By positing themselves as a religious group asking for fair treatment under the First Amendment, the Satanic Temple calls attention to colonial Christianity’s interference in U.S. policymaking. Famously, the Temple donated a statue of a pagan icon who resembles Satan, himself, to be displayed alongside a statue of the Ten Commandments (donated by State Representative Mike Ritze) in front of the Oklahoma State Capitol. It seems pretty silly to have a satanic statue of Baphomet, the pagan idol of the Knights Templar, in front of an official government building -- but it’s just as problematic under the U.S. Constitution for Christian icons to appear in such a place.

 
Image: WIRED

Image: WIRED

 

Using the same texts and references as the Christian right (the overarching name for conservative politics led by Christian factions and beliefs), the Satanic Temple showcases the political power of a religious group in a country that purportedly separates Church and State. This is especially obvious through the case of abortion, one of the Temple’s primary focuses. Through their performance activism, the Satanic Temple asks its audience to question “why should this religious organization have any impact on government policy that affects me and my body?” As a result, they undermine the Christian right’s campaign to control bodies and personal medical decisions.

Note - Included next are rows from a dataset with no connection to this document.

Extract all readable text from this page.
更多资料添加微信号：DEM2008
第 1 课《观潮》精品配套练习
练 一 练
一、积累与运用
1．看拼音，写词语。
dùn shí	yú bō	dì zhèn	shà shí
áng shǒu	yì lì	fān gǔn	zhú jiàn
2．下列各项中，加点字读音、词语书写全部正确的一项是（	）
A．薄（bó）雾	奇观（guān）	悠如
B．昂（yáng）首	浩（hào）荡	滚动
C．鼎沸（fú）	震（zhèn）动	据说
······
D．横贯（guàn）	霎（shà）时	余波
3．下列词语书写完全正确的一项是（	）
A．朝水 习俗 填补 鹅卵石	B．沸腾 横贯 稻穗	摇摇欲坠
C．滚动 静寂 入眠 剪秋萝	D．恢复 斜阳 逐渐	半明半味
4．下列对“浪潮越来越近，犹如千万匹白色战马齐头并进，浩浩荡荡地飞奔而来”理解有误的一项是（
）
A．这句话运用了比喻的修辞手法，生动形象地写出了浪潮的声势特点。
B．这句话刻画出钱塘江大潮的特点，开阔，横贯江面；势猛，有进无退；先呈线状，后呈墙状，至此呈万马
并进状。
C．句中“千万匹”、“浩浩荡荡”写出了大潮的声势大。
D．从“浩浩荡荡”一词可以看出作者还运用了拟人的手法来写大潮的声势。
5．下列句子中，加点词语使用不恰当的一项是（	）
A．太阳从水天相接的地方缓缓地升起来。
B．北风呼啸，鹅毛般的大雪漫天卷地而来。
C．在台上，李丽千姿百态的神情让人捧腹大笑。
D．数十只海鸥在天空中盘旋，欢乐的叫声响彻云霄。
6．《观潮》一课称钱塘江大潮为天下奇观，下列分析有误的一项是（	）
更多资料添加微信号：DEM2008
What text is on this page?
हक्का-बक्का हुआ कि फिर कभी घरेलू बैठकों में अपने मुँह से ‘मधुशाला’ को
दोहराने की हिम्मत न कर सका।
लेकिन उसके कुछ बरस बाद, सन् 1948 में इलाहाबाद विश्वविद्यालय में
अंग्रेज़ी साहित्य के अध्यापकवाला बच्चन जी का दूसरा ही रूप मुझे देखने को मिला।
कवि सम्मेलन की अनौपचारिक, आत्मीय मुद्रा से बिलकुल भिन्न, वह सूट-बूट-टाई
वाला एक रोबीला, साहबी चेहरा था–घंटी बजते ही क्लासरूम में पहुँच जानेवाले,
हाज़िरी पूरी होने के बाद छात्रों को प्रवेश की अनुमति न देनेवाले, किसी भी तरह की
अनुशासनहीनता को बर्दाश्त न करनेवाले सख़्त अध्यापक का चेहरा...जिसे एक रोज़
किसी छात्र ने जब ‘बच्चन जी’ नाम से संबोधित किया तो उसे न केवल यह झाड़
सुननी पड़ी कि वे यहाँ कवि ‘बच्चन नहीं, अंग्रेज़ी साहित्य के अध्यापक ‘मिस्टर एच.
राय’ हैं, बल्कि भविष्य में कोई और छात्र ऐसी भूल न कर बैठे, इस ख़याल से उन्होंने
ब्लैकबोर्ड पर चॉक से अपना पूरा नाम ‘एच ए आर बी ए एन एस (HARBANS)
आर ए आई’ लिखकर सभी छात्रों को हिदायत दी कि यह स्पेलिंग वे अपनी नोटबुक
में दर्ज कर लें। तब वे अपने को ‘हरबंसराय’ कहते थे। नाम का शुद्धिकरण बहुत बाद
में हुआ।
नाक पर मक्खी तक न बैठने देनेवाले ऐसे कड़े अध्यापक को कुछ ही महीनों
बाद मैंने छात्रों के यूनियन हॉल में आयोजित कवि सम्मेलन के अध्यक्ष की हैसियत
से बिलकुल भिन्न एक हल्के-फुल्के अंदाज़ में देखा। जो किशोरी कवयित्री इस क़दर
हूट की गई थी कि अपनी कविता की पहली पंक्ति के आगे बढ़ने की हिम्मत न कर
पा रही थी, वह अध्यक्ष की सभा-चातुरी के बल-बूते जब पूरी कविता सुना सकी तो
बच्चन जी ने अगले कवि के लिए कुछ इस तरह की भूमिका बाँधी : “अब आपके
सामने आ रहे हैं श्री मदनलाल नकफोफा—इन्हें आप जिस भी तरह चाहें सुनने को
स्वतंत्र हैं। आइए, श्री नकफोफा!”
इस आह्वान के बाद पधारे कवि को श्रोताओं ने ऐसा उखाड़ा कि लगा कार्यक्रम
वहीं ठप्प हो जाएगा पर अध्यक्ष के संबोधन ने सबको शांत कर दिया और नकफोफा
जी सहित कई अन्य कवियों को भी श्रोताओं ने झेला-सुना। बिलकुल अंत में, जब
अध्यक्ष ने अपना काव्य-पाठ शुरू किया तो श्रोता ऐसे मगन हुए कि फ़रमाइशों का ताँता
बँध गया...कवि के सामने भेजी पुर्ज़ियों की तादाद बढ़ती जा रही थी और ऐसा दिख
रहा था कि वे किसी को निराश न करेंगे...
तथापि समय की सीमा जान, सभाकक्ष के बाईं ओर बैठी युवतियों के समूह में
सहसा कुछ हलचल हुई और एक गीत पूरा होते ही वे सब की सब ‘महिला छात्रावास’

The abortion rights campaign within the Temple was primarily led by Jex Blackmore, a “practicing Satanist” and activist. Blackmore explained her relationship to Nontheistic Satanism a few years ago, writing “today, conservative fear-mongers, many of whom hold positions of power (the President, senators, civic leaders) use the term “Satanic” or “evil” to manipulate points of social and cultural transformation (think same sex-marriage, abortion, LGBTQ rights, divorce, etc.). If you are a freethinking, godless individual, many of these people who represent you in your local government would consider you too, a Satanist.” At the Temple, Blackmore was a spokesperson and performance artist focused on moral religious rhetoric, sexuality, and political policy. 

 
Jex Blackmore. Image: Pinterest.

Jex Blackmore. Image: Pinterest.

 

In 2018, Blackmore was asked to leave the Temple after a particularly controversial “personal performance” where she “called on people to sabotage and execute ‘the president’” [sic]. Since leaving the Temple, Blackmore has spoken out more about her ongoing critiques of the organization's white, male leadership. Specifically, Blackmore noted that “while numerous women, queer people, and people of color have supported TST [The Satanic Temple] and have been members of TST, their voices and concerns have been willfully ignored and dismissed.” So while the Temple has failed to live up to its own ideals, it is still a helpful example of how the framework of political Satanism is being used today.


Satanism is a broad idea -- politically, religiously, socially, culturally, and personally. The Satanic Temple is only the most mainstream organization that practices a nontheistic Satanism today; indeed, there are many other political movements and religious groups that use similar frameworks of “deviance,” “unrespectability,” and provocative performance art. The Reproductive Justice movement obviously benefits from refuting religious-political discourse on morality, particularly when it comes from the Christian right. Satanism offers an interesting theoretical vantage from which to critique modern colonial Christian morality discourse. Plus, Lil Nas X makes it look so fun.